The pathological section of exposure to the laser beam. This method is highly effective in surgery dysplasia due to low trauma and possible applications in young nulliparous women.

In order to impart properties scalpel laser beam is used the energy flux diameter equal to 1 mm. Larger diameters used for vaporization of pseudo. Carbon laser surgery dysplasia third degree has a number of advantages. The physician can control the depth of exposure instantly cauterize vessels, significantly reduces the degree of bleeding. Scarring after laser conization almost never formed. The only drawback is the laser excision charring cone side surfaces, which makes the histological diagnosis. The method is non-contact, and not all doctors have the experience of carrying out the operation.

radiowave surgery

Using "Surgitron" device is the best way to eliminate background and precancerous defects. Radiowave tactic involves contactless impact.
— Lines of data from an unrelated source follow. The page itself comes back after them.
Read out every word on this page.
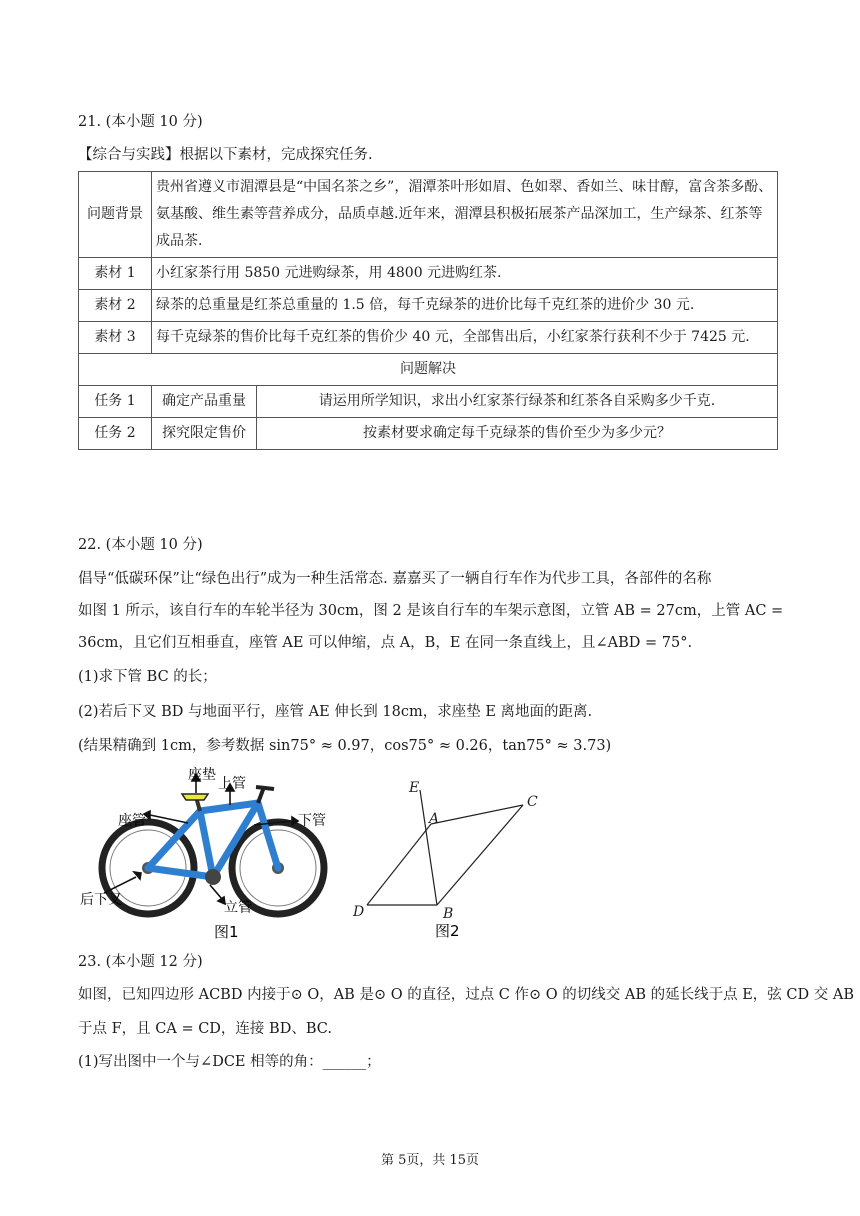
21. (本小题 10 分)
【综合与实践】根据以下素材，完成探究任务.
问题背景	贵州省遵义市湄潭县是“中国名茶之乡”，湄潭茶叶形如眉、色如翠、香如兰、味甘醇，富含茶多酚、氨基酸、维生素等营养成分，品质卓越.近年来，湄潭县积极拓展茶产品深加工，生产绿茶、红茶等成品茶.	
素材 1	小红家茶行用 5850 元进购绿茶，用 4800 元进购红茶.	
素材 2	绿茶的总重量是红茶总重量的 1.5 倍，每千克绿茶的进价比每千克红茶的进价少 30 元.	
素材 3	每千克绿茶的售价比每千克红茶的售价少 40 元，全部售出后，小红家茶行获利不少于 7425 元.	
问题解决		
任务 1	确定产品重量	请运用所学知识，求出小红家茶行绿茶和红茶各自采购多少千克.
任务 2	探究限定售价	按素材要求确定每千克绿茶的售价至少为多少元？
22. (本小题 10 分)
倡导“低碳环保”让“绿色出行”成为一种生活常态. 嘉嘉买了一辆自行车作为代步工具，各部件的名称
如图 1 所示，该自行车的车轮半径为 30cm，图 2 是该自行车的车架示意图，立管 AB = 27cm，上管 AC =
36cm，且它们互相垂直，座管 AE 可以伸缩，点 A，B，E 在同一条直线上，且∠ABD = 75°.
(1)求下管 BC 的长；
(2)若后下叉 BD 与地面平行，座管 AE 伸长到 18cm，求座垫 E 离地面的距离.
(结果精确到 1cm，参考数据 sin75° ≈ 0.97，cos75° ≈ 0.26，tan75° ≈ 3.73)
座垫
上管
座管	下管
后下叉	立管
图1
E
A
C
D	B
图2
23. (本小题 12 分)
如图，已知四边形 ACBD 内接于⊙ O，AB 是⊙ O 的直径，过点 C 作⊙ O 的切线交 AB 的延长线于点 E，弦 CD 交 AB
于点 F，且 CA = CD，连接 BD、BC.
(1)写出图中一个与∠DCE 相等的角：______；
第 5页，共 15页
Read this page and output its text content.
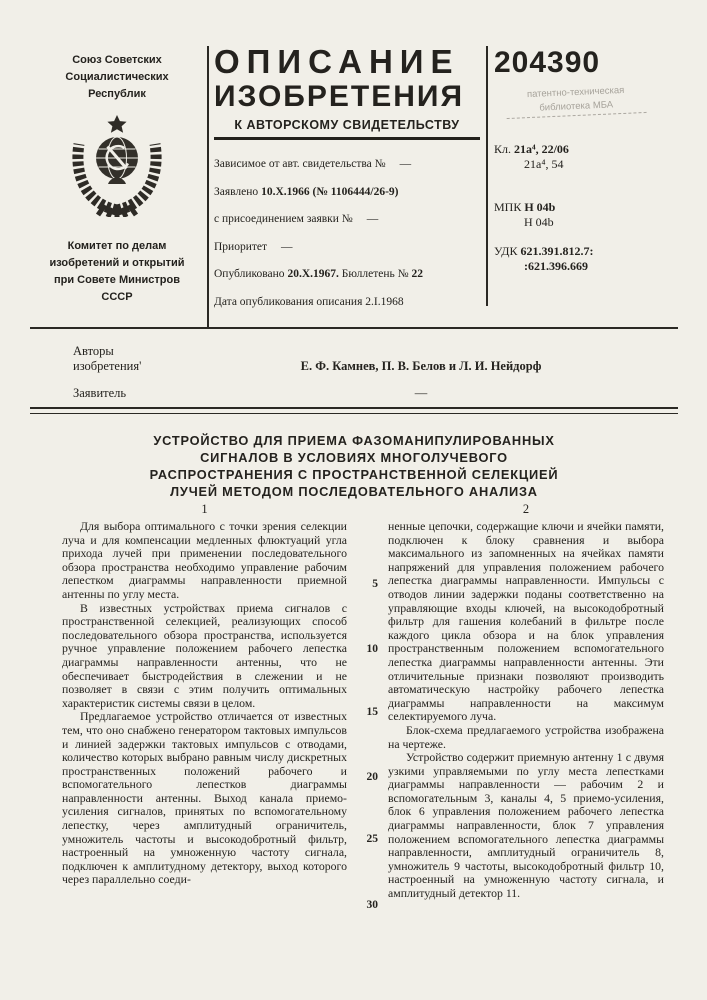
Союз Советских
Социалистических
Республик
Комитет по делам
изобретений и открытий
при Совете Министров
СССР
ОПИСАНИЕ
ИЗОБРЕТЕНИЯ
К АВТОРСКОМУ СВИДЕТЕЛЬСТВУ
Зависимое от авт. свидетельства № —
Заявлено 10.X.1966 (№ 1106444/26-9)
с присоединением заявки № —
Приоритет —
Опубликовано 20.X.1967. Бюллетень № 22
Дата опубликования описания 2.I.1968
204390
патентно-техническая
библиотека МБА
Кл. 21а⁴, 22/06
21а⁴, 54
МПК Н 04b
Н 04b
УДК 621.391.812.7:
:621.396.669
Авторы
изобретения'	Е. Ф. Камнев, П. В. Белов и Л. И. Нейдорф
Заявитель	—
УСТРОЙСТВО ДЛЯ ПРИЕМА ФАЗОМАНИПУЛИРОВАННЫХ
СИГНАЛОВ В УСЛОВИЯХ МНОГОЛУЧЕВОГО
РАСПРОСТРАНЕНИЯ С ПРОСТРАНСТВЕННОЙ СЕЛЕКЦИЕЙ
ЛУЧЕЙ МЕТОДОМ ПОСЛЕДОВАТЕЛЬНОГО АНАЛИЗА
1	2

Для выбора оптимального с точки зрения селекции луча и для компенсации медленных флюктуаций угла прихода лучей при применении последовательного обзора пространства необходимо управление рабочим лепестком диаграммы направленности приемной антенны по углу места.

В известных устройствах приема сигналов с пространственной селекцией, реализующих способ последовательного обзора пространства, используется ручное управление положением рабочего лепестка диаграммы направленности антенны, что не обеспечивает быстродействия в слежении и не позволяет в связи с этим получить оптимальных характеристик системы связи в целом.

Предлагаемое устройство отличается от известных тем, что оно снабжено генератором тактовых импульсов и линией задержки тактовых импульсов с отводами, количество которых выбрано равным числу дискретных пространственных положений рабочего и вспомогательного лепестков диаграммы направленности антенны. Выход канала приемо-усиления сигналов, принятых по вспомогательному лепестку, через амплитудный ограничитель, умножитель частоты и высокодобротный фильтр, настроенный на умноженную частоту сигнала, подключен к амплитудному детектору, выход которого через параллельно соеди-

ненные цепочки, содержащие ключи и ячейки памяти, подключен к блоку сравнения и выбора максимального из запомненных на ячейках памяти напряжений для управления положением рабочего лепестка диаграммы направленности. Импульсы с отводов линии задержки поданы соответственно на управляющие входы ключей, на высокодобротный фильтр для гашения колебаний в фильтре после каждого цикла обзора и на блок управления пространственным положением вспомогательного лепестка диаграммы направленности антенны. Эти отличительные признаки позволяют производить автоматическую настройку рабочего лепестка диаграммы направленности на максимум селектируемого луча.

Блок-схема предлагаемого устройства изображена на чертеже.

Устройство содержит приемную антенну 1 с двумя узкими управляемыми по углу места лепестками диаграммы направленности — рабочим 2 и вспомогательным 3, каналы 4, 5 приемо-усиления, блок 6 управления положением рабочего лепестка диаграммы направленности, блок 7 управления положением вспомогательного лепестка диаграммы направленности, амплитудный ограничитель 8, умножитель 9 частоты, высокодобротный фильтр 10, настроенный на умноженную частоту сигнала, и амплитудный детектор 11.

5
10
15
20
25
30
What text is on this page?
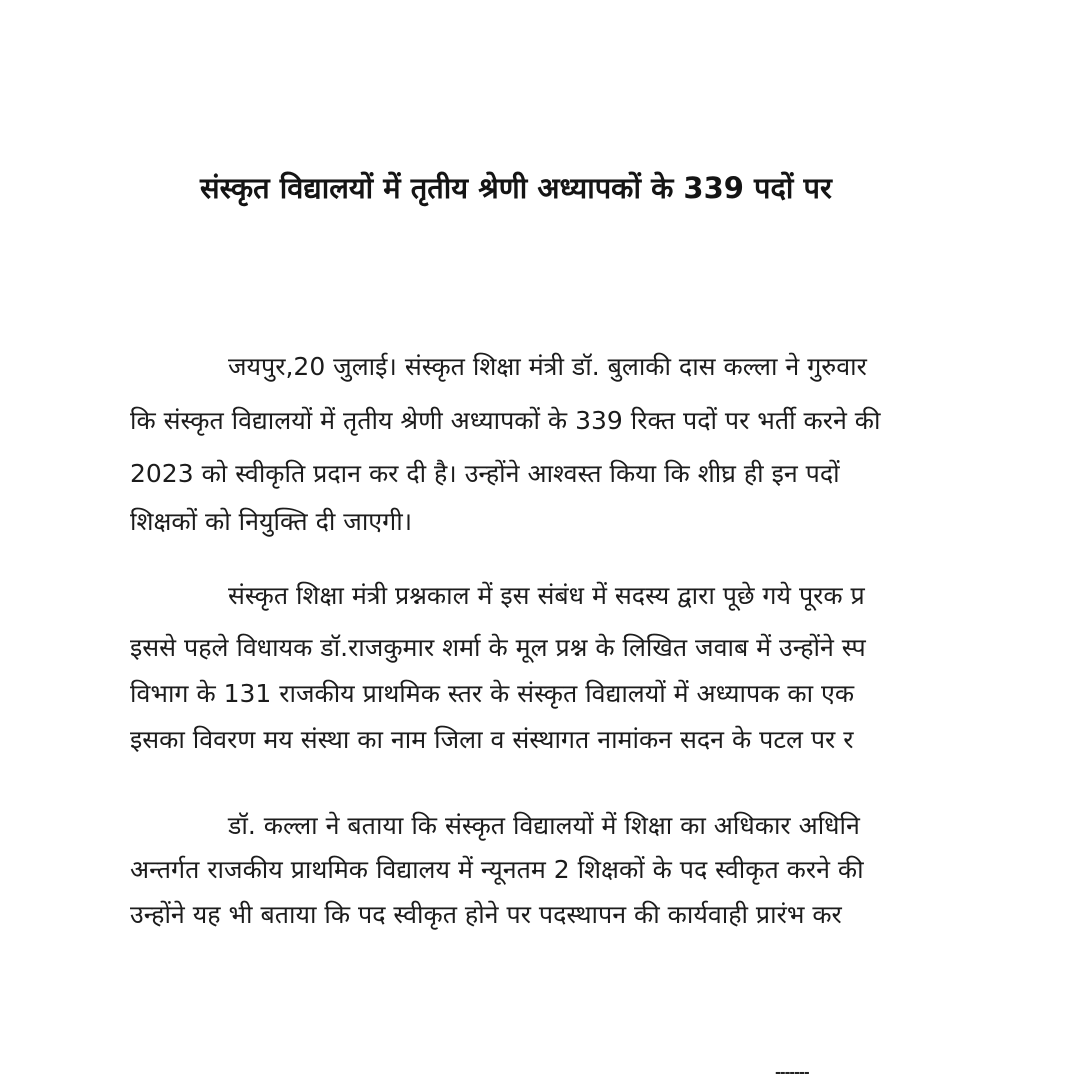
संस्कृत विद्यालयों में तृतीय श्रेणी अध्यापकों के 339 पदों पर

जयपुर,20 जुलाई। संस्कृत शिक्षा मंत्री डॉ. बुलाकी दास कल्ला ने गुरुवार

कि संस्कृत विद्यालयों में तृतीय श्रेणी अध्यापकों के 339 रिक्त पदों पर भर्ती करने की

2023 को स्वीकृति प्रदान कर दी है। उन्होंने आश्वस्त किया कि शीघ्र ही इन पदों

शिक्षकों को नियुक्ति दी जाएगी।

संस्कृत शिक्षा मंत्री प्रश्नकाल में इस संबंध में सदस्य द्वारा पूछे गये पूरक प्र

इससे पहले विधायक डॉ.राजकुमार शर्मा के मूल प्रश्न के लिखित जवाब में उन्होंने स्प

विभाग के 131 राजकीय प्राथमिक स्तर के संस्कृत विद्यालयों में अध्यापक का एक

इसका विवरण मय संस्था का नाम जिला व संस्थागत नामांकन सदन के पटल पर र

डॉ. कल्ला ने बताया कि संस्कृत विद्यालयों में शिक्षा का अधिकार अधिनि

अन्तर्गत राजकीय प्राथमिक विद्यालय में न्यूनतम 2 शिक्षकों के पद स्वीकृत करने की

उन्होंने यह भी बताया कि पद स्वीकृत होने पर पदस्थापन की कार्यवाही प्रारंभ कर

-------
The method is effective because the side portions thereof not carbonized when the cone unit, which allows the microscopic examination to determine exactly whether the removed tissue boundaries amazed atypical cells. If experts visualize abnormal cells on the edges of the cone, a second operation.

During issekaniya radio waves occurs simultaneous coagulation and sterilization chamber. After the manipulation is no risk of bleeding, infection. Rehabilitation period characterized by slight and short-lived trend. The method can be used successfully among nulliparous women, as the probability of narrowing or fusion of the cervical canal is minimal.

Removal of the cervix

In some cases, it may require amputation of the whole of the neck part. As a rule, indications include:

  • defeat the cervical canal;
  • malignant tumor stage 1;
  • severe strain;
  • lack of effectiveness conducted after sparing surgery.

After conducted treatment The patient complies with the recommendations relating to the renunciation of sexuality, load restrictions. Control of cure is carried out in a month and a half after the procedure.

With timely detection and adequate treatment prognosis.

The information and materials on this website are provided for informational purposes only. You should not rely on the information as a substitute for the actual professional medical advice, care or treatment.